How had he known she was there? Was he watching her?
“Hello?” Donald cradled the phone between his head and shoul
der and nodded to Renee. “Listen, Jake, where are you? Things are going to hell in a handbasket here—”
He held up his hand as if warding off a tirade from the other end of the line. “Okay, here she is. But I need to talk to you after you’re done with her.”
Renee took the phone from Donald and squeezed it against her ear as if by force of pressure she could bring Jacob to her. “Jake?”
“Yeah.”
“Where are you?”
“The place I said I’d never go.”
“Come see me.”
“I already did.”
“What’s wrong?”
Jacob’s phrasing was strange, slightly slurred, his voice made thin by the compression of the phone line. Just like the phone call about the package. “Well, let me add it up,” he said. “You cremated my daughter while I was drugged to hell in a hospital bed. You moved out and set up your own little nest before I had a chance to make things right. And now you’re conspiring with my business partner while I’m here trying to pull everything together.”

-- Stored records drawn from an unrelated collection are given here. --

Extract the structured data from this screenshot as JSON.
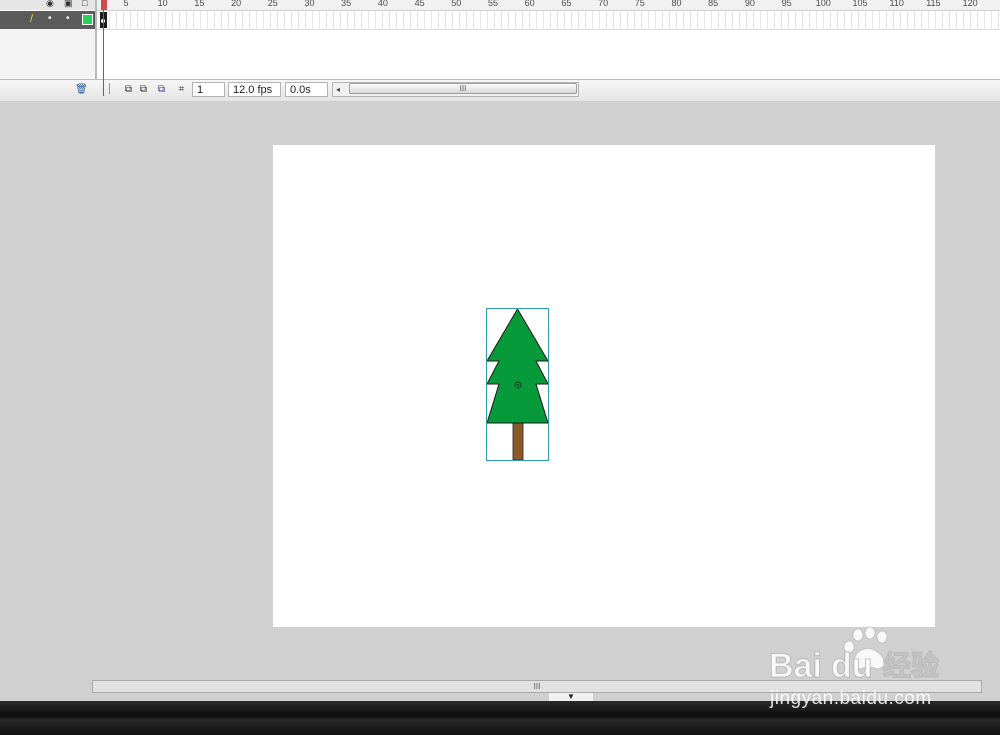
{
  "timeline": {
    "ruler_ticks": [
      "5",
      "10",
      "15",
      "20",
      "25",
      "30",
      "35",
      "40",
      "45",
      "50",
      "55",
      "60",
      "65",
      "70",
      "75",
      "80",
      "85",
      "90",
      "95",
      "100",
      "105",
      "110",
      "115",
      "120"
    ],
    "current_frame": "1",
    "frame_rate": "12.0 fps",
    "elapsed_time": "0.0s",
    "scroll_grip": "III"
  },
  "stage": {
    "background": "#ffffff",
    "tree_color": "#079a3b",
    "trunk_color": "#8b5a2b"
  },
  "bottom": {
    "scroll_grip": "III",
    "collapse_arrow": "▼"
  },
  "watermark": {
    "text": "jingyan.baidu.com"
  }
}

Her rib cage muscles clamped tight around her heart. “Jake?”
“I saw the way he looked at you. Like a wolf at a pork chop. And you—well, we know how you are.”
Donald hovered close, wiggling his finger as if he wanted to listen. Renee raised her elbow to keep him away.
“We need to talk.” Her throat was tight, as if someone had shoved a large, dry stone down her windpipe.
“There ain’t nothing left to talk about.”
“We’ve got to fix this. I know you’re hurting over Mattie, but so am I. We need each other. That’s the only way we can make it. And I know about—”
“All you need is Donnie Boy.”
The tears broke forth, hot as blood on her cheeks. “Jake, you’re talking crazy.”
She immediately regretted using that word. Dr. Rheinsfeldt had explained that dissociative conditions came in several forms, and Jacob had exhibited some of the milder symptoms. Fugue states and amnesia didn’t sound so mild to Renee, but at least he hadn’t lost his identity or descended into any of the other horrible conditions Rheinsfeldt had described.